The scatterer has come up against you. Man the ramparts; watch the road; dress for battle; collect all your strength. Nahum 2:1
When I first began to dabble in pills, I had no idea that I could be an addict and I was clueless about the coming consequences. By the time I started engaging in immoral, illegal behavior to get pills though, I knew the ramifications . . . and I did it anyway, because by that time, I was enslaved to the pill.
This is the definition of addiction, to repeatedly engage in some destructive behavior despite knowing or suffering significant consequences. I want to stop but I can’t! This isn’t just about drugs of course. When the pornography addict continues to engage in behavior that he knows will injure his marriage, that is addiction. When one continues to overeat, despite seeing the damage being done to his body, that is addiction.
In today’s passage, this is the condition in which the Old Testament city of Nineveh found itself. Jonah had previously preached the consequences of following their own way, and Nineveh repented. As the years passed though, apathy and laziness set in, and the people did what people do. They just naturally returned to their own destructive ways. Nineveh had been warned. Nineveh knew the consequences and Nineveh rebelled anyway.
To this, Nahum said, Enough. The destroyer is here. You can prepare, but it won’t matter. Your time has come.
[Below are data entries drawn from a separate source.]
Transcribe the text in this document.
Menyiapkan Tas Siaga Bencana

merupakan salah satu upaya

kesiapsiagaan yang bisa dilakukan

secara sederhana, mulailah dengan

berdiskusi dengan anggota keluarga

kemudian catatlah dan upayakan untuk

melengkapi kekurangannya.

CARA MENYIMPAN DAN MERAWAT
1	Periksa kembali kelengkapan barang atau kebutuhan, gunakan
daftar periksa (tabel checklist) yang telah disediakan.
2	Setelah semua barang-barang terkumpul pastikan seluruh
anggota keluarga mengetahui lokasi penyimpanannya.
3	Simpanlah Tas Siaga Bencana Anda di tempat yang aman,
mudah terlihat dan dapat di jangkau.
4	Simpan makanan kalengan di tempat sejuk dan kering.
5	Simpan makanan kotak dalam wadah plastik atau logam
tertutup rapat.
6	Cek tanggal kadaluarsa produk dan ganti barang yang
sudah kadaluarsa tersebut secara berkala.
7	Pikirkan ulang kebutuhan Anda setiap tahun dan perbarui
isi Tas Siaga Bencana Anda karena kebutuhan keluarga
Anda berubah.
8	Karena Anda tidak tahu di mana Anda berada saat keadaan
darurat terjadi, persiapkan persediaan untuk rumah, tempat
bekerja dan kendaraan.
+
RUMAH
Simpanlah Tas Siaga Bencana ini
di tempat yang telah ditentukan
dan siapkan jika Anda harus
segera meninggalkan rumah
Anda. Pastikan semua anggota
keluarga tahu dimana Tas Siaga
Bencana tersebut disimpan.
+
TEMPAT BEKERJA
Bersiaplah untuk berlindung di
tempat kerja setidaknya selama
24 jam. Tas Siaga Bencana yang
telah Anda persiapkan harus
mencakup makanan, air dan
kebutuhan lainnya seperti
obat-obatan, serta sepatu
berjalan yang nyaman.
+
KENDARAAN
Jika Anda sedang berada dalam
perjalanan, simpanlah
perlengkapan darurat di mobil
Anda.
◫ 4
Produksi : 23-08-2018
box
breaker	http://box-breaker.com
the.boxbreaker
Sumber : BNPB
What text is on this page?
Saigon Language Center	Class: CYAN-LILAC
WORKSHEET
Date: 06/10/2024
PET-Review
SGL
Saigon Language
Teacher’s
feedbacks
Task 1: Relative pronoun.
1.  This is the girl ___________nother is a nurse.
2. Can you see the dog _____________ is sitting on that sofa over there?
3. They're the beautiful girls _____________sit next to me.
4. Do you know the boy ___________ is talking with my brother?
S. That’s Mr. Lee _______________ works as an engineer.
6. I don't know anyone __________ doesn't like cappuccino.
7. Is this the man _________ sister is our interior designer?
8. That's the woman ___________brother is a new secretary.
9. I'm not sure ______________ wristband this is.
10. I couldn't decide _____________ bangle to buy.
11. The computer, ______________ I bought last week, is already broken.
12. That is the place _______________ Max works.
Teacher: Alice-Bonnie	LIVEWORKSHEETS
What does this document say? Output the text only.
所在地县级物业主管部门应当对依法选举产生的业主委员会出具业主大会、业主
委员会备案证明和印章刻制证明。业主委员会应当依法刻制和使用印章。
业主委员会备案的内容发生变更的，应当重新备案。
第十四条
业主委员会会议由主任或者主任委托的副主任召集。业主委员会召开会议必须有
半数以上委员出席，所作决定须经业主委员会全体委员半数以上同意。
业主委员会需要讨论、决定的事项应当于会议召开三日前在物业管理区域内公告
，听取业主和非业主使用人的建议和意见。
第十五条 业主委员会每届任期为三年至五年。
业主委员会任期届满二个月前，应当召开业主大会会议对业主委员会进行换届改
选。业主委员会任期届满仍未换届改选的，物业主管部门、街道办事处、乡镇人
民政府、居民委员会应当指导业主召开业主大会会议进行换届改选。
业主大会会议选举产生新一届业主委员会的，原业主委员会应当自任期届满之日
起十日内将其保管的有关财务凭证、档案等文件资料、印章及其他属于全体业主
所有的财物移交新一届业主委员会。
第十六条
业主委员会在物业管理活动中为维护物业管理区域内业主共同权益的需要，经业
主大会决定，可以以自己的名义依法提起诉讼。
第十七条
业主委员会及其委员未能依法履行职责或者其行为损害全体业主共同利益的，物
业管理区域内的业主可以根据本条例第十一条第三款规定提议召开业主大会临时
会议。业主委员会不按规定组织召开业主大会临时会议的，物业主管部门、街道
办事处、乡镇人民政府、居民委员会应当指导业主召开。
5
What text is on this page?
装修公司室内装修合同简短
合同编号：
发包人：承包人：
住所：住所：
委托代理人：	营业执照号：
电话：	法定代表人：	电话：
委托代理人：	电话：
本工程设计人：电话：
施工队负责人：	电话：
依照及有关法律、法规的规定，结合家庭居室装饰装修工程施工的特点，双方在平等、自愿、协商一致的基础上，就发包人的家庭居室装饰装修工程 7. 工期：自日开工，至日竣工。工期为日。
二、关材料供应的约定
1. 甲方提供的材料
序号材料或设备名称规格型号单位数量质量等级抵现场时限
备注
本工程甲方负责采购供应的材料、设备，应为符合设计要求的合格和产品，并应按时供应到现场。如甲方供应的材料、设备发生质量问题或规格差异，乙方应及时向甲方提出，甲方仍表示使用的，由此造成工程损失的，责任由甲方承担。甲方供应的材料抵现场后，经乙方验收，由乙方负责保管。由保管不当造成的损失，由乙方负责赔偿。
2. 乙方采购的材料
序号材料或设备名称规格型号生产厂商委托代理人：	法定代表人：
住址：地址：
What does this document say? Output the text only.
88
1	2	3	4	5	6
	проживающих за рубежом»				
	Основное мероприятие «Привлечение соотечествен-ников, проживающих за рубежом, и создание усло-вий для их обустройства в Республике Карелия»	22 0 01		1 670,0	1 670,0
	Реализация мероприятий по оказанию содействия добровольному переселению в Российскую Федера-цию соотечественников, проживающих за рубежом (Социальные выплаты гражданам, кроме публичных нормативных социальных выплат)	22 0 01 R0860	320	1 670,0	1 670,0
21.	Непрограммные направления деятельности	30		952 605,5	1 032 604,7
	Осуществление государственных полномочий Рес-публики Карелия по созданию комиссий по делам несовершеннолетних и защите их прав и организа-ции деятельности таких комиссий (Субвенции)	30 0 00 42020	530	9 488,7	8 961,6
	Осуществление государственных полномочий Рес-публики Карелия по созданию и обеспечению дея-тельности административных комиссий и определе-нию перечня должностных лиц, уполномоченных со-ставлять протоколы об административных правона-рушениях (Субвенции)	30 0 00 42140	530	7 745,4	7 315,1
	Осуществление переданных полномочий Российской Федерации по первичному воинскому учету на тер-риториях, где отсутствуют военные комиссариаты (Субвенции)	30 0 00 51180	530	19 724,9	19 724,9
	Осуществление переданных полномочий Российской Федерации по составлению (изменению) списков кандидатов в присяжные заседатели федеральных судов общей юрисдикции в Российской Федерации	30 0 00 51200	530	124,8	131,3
I’ve been there. While using, I lived only for the moment. When life fell apart, I realized how horribly short-sighted that was. Regret and sorrow though, didn’t help me avoid the disaster, which came as sure as the dawn. In my misery, I went to God, asking what I must do to stop causing my own self-made misery. He said the only way to avoid following myself, was to daily make a genuine effort to abandon me and follow him.
This, not accidentally, is what Christ asks of all of us (Luke 9:23). If we want faith, recovery, and life, we must daily seek those things. We don’t naturally do them. We naturally live for now. To live as we were meant to, we must daily make an effort to abandon our self-destructive ways to follow the God who made us.